はっきり言って喜多嶋隆は、ちゃらい文章を特徴とするといっても良いかもしれない。
だが、しかめっ面をして読むような小説があまりスキではないボクにとっては、ま、(良い意味での)嗜好品と言ってもよい。
かつて高校、大学の頃、読みあさった、片岡義男に通ずるところがあるかもしれない。
その喜多嶋隆のCFギャングシリーズが少し新しくなって、ぽつぽつと発刊されている。
少し年をとり、以前ほど向こう見ずではなくなった主人公。
微妙に変化している点がおもしろい。
その喜多嶋隆の作品でふと店頭で手にとって買ってあった作品があった。
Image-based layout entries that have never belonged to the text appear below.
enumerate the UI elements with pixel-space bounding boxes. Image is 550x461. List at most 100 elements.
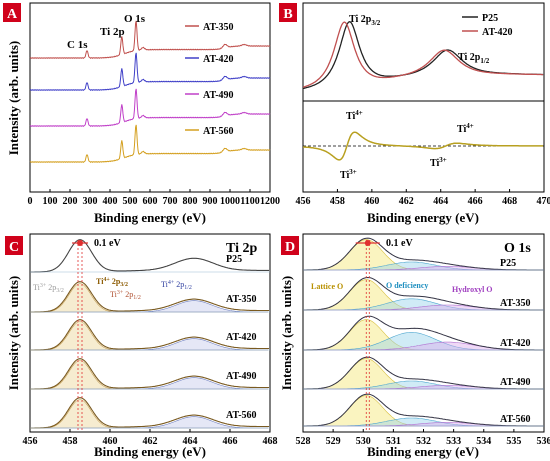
panel-a-badge-label: A (7, 7, 18, 22)
panel-d-tick-label-4: 532 (416, 436, 431, 447)
panel-d-series-label-3: AT-490 (500, 377, 531, 388)
panel-b-ti2p32-label: Ti 2p3/2 (349, 14, 381, 27)
panel-c-traces: P25 AT-350 AT-420 AT-490 AT-560 (30, 239, 270, 430)
panel-d-series-label-2: AT-420 (500, 338, 531, 349)
panel-c-trace-at-350 (30, 281, 269, 313)
panel-d-title: O 1s (504, 241, 531, 256)
panel-b-tick-label-3: 462 (399, 196, 414, 207)
panel-b-badge-label: B (283, 7, 292, 22)
panel-a-trace-at-560 (29, 124, 271, 163)
panel-d-shift-dot (364, 240, 371, 246)
panel-c-xticks: 456 458 460 462 464 466 468 (23, 429, 278, 447)
panel-d-trace-at-350 (303, 276, 544, 311)
panel-d-trace-p25 (303, 237, 544, 271)
panel-b-spectra (302, 20, 544, 90)
panel-b-xlabel: Binding energy (eV) (367, 210, 479, 225)
panel-b-ti4-label-a: Ti4+ (346, 109, 363, 122)
panel-c-ti3-32: Ti3+ 2p3/2 (33, 283, 64, 294)
panel-d-tick-label-7: 535 (506, 436, 521, 447)
panel-c-series-label-3: AT-490 (226, 371, 257, 382)
legend-p25-label: P25 (482, 13, 498, 24)
panel-a-tick-label-0: 0 (28, 196, 33, 207)
panel-a-trace-at-490 (29, 88, 271, 127)
panel-b-tick-label-7: 470 (537, 196, 550, 207)
panel-d-trace-at-560 (303, 393, 544, 427)
panel-d-badge (281, 236, 299, 255)
panel-a-ylabel: Intensity (arb. units) (6, 41, 21, 156)
panel-b-tick-label-1: 458 (330, 196, 345, 207)
panel-a-legend-label-2: AT-490 (203, 90, 234, 101)
panel-d-badge-label: D (285, 240, 295, 255)
panel-b-tick-label-5: 466 (468, 196, 483, 207)
panel-a-tick-label-7: 700 (163, 196, 178, 207)
panel-c-tick-label-0: 456 (23, 436, 38, 447)
panel-c-series-label-1: AT-350 (226, 294, 257, 305)
panel-a-o1s-label: O 1s (124, 13, 146, 25)
panel-d-lattice-label: Lattice O (311, 282, 343, 291)
panel-a-tick-label-3: 300 (83, 196, 98, 207)
panel-b-ti3-label-b: Ti3+ (430, 156, 447, 169)
panel-d-hydroxyl-label: Hydroxyl O (452, 285, 493, 294)
panel-c-tick-label-5: 466 (223, 436, 238, 447)
panel-a-c1s-label: C 1s (67, 39, 88, 51)
panel-c-ti4-32: Ti4+ 2p3/2 (96, 277, 128, 288)
panel-a-tick-label-2: 200 (63, 196, 78, 207)
panel-b-xticks: 456 458 460 462 464 466 468 470 (296, 189, 550, 207)
panel-d-series-label-4: AT-560 (500, 414, 531, 425)
panel-d-tick-label-6: 534 (476, 436, 491, 447)
legend-at420-label: AT-420 (482, 27, 513, 38)
panel-b-ti3-label-a: Ti3+ (340, 168, 357, 181)
panel-a-ti2p-label: Ti 2p (100, 26, 125, 38)
panel-a-trace-at-350 (29, 20, 271, 59)
panel-b-tick-label-0: 456 (296, 196, 311, 207)
panel-c-tick-label-1: 458 (63, 436, 78, 447)
panel-a-tick-label-11: 1100 (240, 196, 259, 207)
panel-d-tick-label-3: 531 (386, 436, 401, 447)
panel-a: A AT-350 AT-420 AT-490 AT-560 0 100 200 300 400… (3, 2, 280, 225)
panel-c-ylabel: Intensity (arb. units) (6, 276, 21, 391)
panel-a-tick-label-6: 600 (143, 196, 158, 207)
panel-b-tick-label-2: 460 (364, 196, 379, 207)
panel-c-trace-p25 (30, 239, 269, 273)
panel-d-traces: P25 AT-350 AT-420 AT-490 AT-560 (303, 237, 544, 430)
panel-c-ti3-12: Ti3+ 2p1/2 (110, 290, 141, 301)
panel-b-ti2p12-label: Ti 2p1/2 (458, 52, 490, 65)
panel-a-tick-label-4: 400 (103, 196, 118, 207)
panel-d-trace-at-490 (303, 356, 544, 390)
panel-a-tick-label-12: 1200 (260, 196, 280, 207)
panel-c-series-label-2: AT-420 (226, 332, 257, 343)
panel-b: B 456 458 460 462 464 466 468 470 Binding energ… (279, 2, 550, 225)
panel-a-tick-label-1: 100 (43, 196, 58, 207)
panel-d-tick-label-2: 530 (356, 436, 371, 447)
panel-c-shift-label: 0.1 eV (94, 238, 121, 249)
panel-b-difference-trace (303, 131, 544, 161)
panel-b-trace-at-420 (302, 21, 544, 88)
panel-a-tick-label-10: 1000 (220, 196, 240, 207)
panel-c-xlabel: Binding energy (eV) (94, 444, 206, 459)
panel-c-series-label-0: P25 (226, 254, 242, 265)
panel-d-tick-label-8: 536 (537, 436, 550, 447)
panel-d-tick-label-0: 528 (296, 436, 311, 447)
panel-c-trace-at-490 (30, 358, 269, 390)
panel-d-tick-label-5: 533 (446, 436, 461, 447)
panel-d-series-label-0: P25 (500, 258, 516, 269)
panel-a-xlabel: Binding energy (eV) (94, 210, 206, 225)
panel-c-tick-label-2: 460 (103, 436, 118, 447)
panel-a-badge (3, 3, 21, 22)
panel-b-badge (279, 3, 297, 22)
panel-c-badge-label: C (9, 240, 19, 255)
panel-c-series-label-4: AT-560 (226, 410, 257, 421)
panel-a-xticks: 0 100 200 300 400 500 600 700 800 900 1000 1100 1200 (28, 189, 280, 207)
panel-d-xlabel: Binding energy (eV) (367, 444, 479, 459)
panel-a-tick-label-9: 900 (203, 196, 218, 207)
panel-a-traces: AT-350 AT-420 AT-490 AT-560 (29, 20, 271, 163)
panel-b-ti4-label-b: Ti4+ (457, 122, 474, 135)
panel-c-trace-at-560 (30, 397, 269, 429)
panel-c-title: Ti 2p (226, 241, 257, 256)
panel-d-trace-at-420 (303, 315, 544, 351)
panel-c-badge (5, 236, 23, 255)
panel-c-shift-dot (77, 240, 83, 246)
panel-a-tick-label-5: 500 (123, 196, 138, 207)
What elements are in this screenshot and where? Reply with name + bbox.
どのシリーズにも属さない作品だ。
「君の愛が、ボクに降りそそいだ」
う~ん、タイトルからしてチャラい・・・・(笑)
週末の新幹線移動で読んでみた。
この作家の作品はいくつかのシリーズを読んでいるが、そのどれともちがう作風だった。
いや、文体は相変わらず、チャラい感じでさらっと読めるのだが、珍しく性的な描写がやけに克明だったりするのだ。
この人の作品では男女の性的関係を直接的に描写するようなシーンは一度として読んだことはなかったが、今回のものはちょっとちがった。
最近の著作のあとがきに必ず書いてあるが、著者が数年前から葉山に移り住み、趣味のつりに興じて居る中から、思いついたシークエンスをメインテーマとした作品だったようだ。
こんな感じの軽い小説がボクは好きだ。
最近はなかなか本を読む時間を作れない(作らない)が、たまには良いものだ。
読まずに積んである、固い本、軟らかい本がたくさんある。
冬場のスキーの合間にポツポツと読むとしよう。